“Only this,” replied Potts, in a taunting tone, “the worshipful magistrate would offer a friendly counsel to Master Nicholas Assheton, and Master Richard Assheton, whom, to his infinite surprise, he perceives in a hostile position before him, that they in nowise interfere with his injunctions, but, on the contrary, lend their aid in furtherance of them, otherwise he may be compelled to adopt measures towards them, which must be a source of regret to him. I have furthermore to state, on the part of his worship, that strict watch will be kept at all the approaches of your house, and that no one, on any pretence whatever, during the appointed time of respite, will be suffered to enter it, or depart from it. In an hour his worship will return.”
“And in an hour he shall have my answer,” replied Mistress Nutter, turning away.
CHAPTER IX.—HOW ROUGH LEE WAS DEFENDED BY NICHOLAS.

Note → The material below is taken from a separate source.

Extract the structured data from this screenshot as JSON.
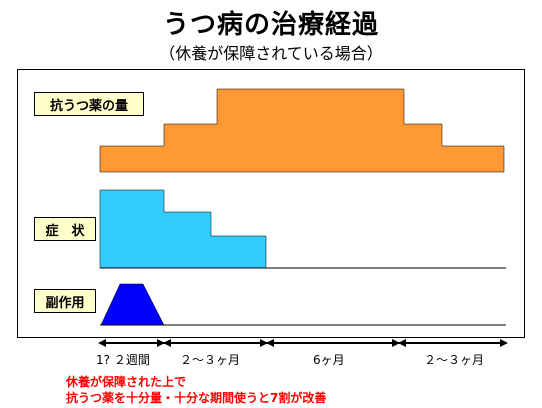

When skies are darkest, and storms are gathering thickest overhead, the star of love will oft shine out with greatest brilliancy; and so, while Mistress Nutter was hurling defiance against her foes at the gate, and laughing their menaces to scorn—while those very foes were threatening Alizon’s liberty and life—she had become wholly insensible to the peril environing her, and almost unconscious of any other presence save that of Richard, now her avowed lover; for, impelled by the irresistible violence of his feelings, the young man had chosen that moment, apparently so unpropitious, and so fraught with danger and alarm, for the declaration of his passion, and the offer of his life in her service. A few low-murmured words were all Alizon could utter in reply, but they were enough. They told Richard his passion was requited, and his devotion fully appreciated. Sweet were those moments to both—sweet, though sad. Like Alizon, her lover had become insensible to all around him. Engrossed by one thought and one object, he was lost to aught else, and was only at last aroused to what was passing by the squire, who, having good-naturedly removed to a little distance from the pair, now gave utterance to a low whistle, to let them know that Mistress Nutter was coming towards them. The lady, however, did not stop, but motioning them to follow, entered the house.
“You have heard what has passed,” she said. “In an hour Master Nowell threatens to return and arrest me and Alizon.”
“That shall never be,” cried Richard, with a passionate look at the young girl. “We will defend you with our lives.”
“Much may be done in an hour,” observed Nicholas to Mistress Nutter, “and my advice to you is to use the time allowed you in making good your retreat, so that, when the hawks come back, they may find the doves flown.”
“I have no intention of quitting my dovecot,” replied Mistress Nutter, with a bitter smile.
“Unless you are forcibly taken from it, I suppose,” said the squire; “a contingency not impossible if you await Roger Nowell’s return. This time, be assured, he will not go away empty-handed.”